Wie verhält es sich aber mit der kulturkritischen Lesbarkeit der Rentiere aus Rattangeflecht, die neuerdings in den Vorgärten der Einfamilienhäuser stehen? Ihre Besitzer erzählen auf Nachfrage nichts über Schönheit und Sinn, aber viel von der Wettertauglichkeit des Materials und erinnern insofern an jene modischen Zeitgenossen, die vor Jahrzehnten ihre Alcantara-Jacken ebenfalls nicht ästhetisch begründen wollten. Sie sagten vielmehr, kaum dass man ihrer ansichtig wurde: Das ist Alcantara! Das ist teurer als Leder! Offenbar lag der Luxus von Alcantara im Preis, wie der Luxus der Rentiere in ihrer Wettertauglichkeit und der Luxus der Weihnachtsmänner in ihrem laxen Eigentumsbegriff liegt. Luxus, schließen wir daraus, hat etwas mit Dingen zu tun, die in ihrer Funktion nicht aufgehen und, insofern dem christlichen Weihnachtsgedanken vielleicht doch verwandt, einen unauflöslichen, rätselhaften Kern enthalten.

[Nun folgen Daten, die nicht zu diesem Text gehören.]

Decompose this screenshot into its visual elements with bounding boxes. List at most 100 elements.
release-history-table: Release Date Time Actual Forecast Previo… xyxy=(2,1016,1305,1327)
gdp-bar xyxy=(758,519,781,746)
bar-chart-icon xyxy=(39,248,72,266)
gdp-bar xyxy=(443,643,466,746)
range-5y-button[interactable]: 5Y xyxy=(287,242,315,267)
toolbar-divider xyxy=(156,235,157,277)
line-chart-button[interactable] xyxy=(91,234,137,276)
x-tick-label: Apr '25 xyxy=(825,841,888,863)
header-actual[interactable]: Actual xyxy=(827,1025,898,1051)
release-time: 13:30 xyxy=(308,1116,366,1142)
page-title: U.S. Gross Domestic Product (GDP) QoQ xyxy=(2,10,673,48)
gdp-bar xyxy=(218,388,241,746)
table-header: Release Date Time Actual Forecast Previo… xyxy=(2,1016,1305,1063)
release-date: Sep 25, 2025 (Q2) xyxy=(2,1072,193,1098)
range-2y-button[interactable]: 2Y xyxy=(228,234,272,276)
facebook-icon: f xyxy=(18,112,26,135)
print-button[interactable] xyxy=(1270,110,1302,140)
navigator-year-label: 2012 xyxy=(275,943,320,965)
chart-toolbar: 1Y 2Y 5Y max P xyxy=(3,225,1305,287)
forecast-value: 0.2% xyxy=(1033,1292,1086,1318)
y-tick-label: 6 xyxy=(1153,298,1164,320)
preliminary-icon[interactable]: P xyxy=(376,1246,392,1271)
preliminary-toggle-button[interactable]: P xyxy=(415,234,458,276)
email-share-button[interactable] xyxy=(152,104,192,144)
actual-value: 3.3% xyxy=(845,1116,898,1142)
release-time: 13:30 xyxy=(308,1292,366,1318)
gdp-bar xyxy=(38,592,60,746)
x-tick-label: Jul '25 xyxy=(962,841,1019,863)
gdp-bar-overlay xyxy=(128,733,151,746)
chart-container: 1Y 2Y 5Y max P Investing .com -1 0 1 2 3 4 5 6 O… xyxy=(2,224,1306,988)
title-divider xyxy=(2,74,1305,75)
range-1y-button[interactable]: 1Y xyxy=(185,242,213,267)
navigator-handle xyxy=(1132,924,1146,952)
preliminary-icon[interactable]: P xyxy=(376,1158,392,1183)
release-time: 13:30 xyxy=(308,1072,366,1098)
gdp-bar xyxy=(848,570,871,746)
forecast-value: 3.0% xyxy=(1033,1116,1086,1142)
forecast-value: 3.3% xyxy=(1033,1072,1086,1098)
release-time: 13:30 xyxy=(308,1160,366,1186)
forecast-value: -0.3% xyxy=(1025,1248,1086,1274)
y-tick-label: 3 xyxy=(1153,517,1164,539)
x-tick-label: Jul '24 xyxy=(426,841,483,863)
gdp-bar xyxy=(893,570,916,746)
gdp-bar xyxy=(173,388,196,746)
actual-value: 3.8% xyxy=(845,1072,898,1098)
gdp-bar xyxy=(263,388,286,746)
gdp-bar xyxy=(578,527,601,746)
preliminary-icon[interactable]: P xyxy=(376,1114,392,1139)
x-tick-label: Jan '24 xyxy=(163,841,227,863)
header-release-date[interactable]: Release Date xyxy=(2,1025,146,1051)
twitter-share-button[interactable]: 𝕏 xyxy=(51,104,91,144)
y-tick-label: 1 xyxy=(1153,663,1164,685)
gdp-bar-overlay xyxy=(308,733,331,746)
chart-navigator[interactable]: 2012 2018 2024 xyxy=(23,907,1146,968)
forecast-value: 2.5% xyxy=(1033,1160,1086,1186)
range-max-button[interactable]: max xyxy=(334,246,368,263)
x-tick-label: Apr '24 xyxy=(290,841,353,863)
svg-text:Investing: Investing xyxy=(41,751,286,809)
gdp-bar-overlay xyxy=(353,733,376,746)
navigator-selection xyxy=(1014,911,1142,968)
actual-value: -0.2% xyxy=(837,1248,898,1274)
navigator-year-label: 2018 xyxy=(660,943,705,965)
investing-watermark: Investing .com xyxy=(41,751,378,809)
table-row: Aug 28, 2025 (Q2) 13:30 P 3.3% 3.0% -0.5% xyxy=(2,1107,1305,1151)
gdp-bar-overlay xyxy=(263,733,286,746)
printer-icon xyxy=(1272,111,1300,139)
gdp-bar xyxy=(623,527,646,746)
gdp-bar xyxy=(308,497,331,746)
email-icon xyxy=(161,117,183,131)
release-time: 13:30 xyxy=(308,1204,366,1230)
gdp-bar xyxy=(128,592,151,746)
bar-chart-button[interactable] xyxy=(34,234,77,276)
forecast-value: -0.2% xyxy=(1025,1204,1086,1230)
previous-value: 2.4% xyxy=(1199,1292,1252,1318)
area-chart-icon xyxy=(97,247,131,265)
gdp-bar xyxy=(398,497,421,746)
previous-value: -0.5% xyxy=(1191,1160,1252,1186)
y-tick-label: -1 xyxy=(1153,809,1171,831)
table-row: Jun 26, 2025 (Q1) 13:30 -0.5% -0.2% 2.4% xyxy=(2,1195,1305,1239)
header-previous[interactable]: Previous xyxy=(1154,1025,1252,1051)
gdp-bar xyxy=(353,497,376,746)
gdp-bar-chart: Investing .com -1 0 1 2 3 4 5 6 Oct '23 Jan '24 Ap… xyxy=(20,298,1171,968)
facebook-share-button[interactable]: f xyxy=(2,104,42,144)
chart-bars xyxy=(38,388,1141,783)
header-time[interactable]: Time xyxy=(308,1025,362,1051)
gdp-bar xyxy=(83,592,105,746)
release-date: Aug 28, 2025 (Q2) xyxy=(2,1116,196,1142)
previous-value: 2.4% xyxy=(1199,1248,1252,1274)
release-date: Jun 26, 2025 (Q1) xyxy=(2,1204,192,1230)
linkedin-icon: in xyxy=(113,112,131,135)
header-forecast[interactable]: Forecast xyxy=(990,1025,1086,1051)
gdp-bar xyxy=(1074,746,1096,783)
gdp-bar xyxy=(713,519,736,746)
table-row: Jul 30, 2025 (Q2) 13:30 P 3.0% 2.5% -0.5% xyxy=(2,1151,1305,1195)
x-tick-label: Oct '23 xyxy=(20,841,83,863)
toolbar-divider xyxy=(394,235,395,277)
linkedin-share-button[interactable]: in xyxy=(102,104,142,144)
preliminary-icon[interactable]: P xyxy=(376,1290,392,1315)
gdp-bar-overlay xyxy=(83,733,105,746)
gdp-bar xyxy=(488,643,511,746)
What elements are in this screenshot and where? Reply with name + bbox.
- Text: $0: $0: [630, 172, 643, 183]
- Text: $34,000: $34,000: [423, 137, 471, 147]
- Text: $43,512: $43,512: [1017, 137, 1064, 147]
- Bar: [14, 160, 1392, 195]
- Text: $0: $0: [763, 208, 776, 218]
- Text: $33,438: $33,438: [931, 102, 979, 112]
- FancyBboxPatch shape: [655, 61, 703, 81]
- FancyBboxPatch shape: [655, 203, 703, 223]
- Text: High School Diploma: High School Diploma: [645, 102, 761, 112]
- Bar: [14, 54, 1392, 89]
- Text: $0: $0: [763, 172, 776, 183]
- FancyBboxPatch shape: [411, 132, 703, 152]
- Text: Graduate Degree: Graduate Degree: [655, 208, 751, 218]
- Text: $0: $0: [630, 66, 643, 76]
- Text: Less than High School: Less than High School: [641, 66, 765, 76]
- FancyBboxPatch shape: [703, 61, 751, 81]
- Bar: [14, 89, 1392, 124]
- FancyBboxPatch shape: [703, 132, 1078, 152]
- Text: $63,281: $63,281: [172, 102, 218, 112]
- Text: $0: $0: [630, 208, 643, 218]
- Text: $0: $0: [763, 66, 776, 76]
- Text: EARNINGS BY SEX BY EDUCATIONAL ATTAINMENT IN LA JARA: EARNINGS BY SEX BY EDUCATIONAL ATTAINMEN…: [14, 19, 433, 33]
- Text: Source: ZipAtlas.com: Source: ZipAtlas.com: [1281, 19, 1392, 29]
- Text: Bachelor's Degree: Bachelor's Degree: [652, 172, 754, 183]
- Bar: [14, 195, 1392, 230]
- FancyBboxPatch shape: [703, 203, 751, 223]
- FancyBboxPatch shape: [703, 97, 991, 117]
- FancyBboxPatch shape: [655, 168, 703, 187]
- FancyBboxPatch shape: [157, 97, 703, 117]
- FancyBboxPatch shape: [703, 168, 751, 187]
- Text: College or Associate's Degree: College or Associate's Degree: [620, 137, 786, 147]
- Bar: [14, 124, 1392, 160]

Das wäre anders, wenn die kletternden Weihnachtsmänner lebendig und also eines wirklichen Diebstahls fähig wären: Da wüsste man, dass es sich lohnte, einen für Heiligabend zu engagieren, damit er beispielsweise eine Alcantara-Jacke stiehlt. Solche Jacken, die heute nicht mehr häufig sind, würden allerdings als Geschenk einen dermaßen verschrobenen Eindruck machen, dass mit ihnen wiederum Weihnachten zu jenem Rätsel würde, aus dem, rundheraus und abschließend gesagt, alles Konsumieren keinen Ausweg bietet.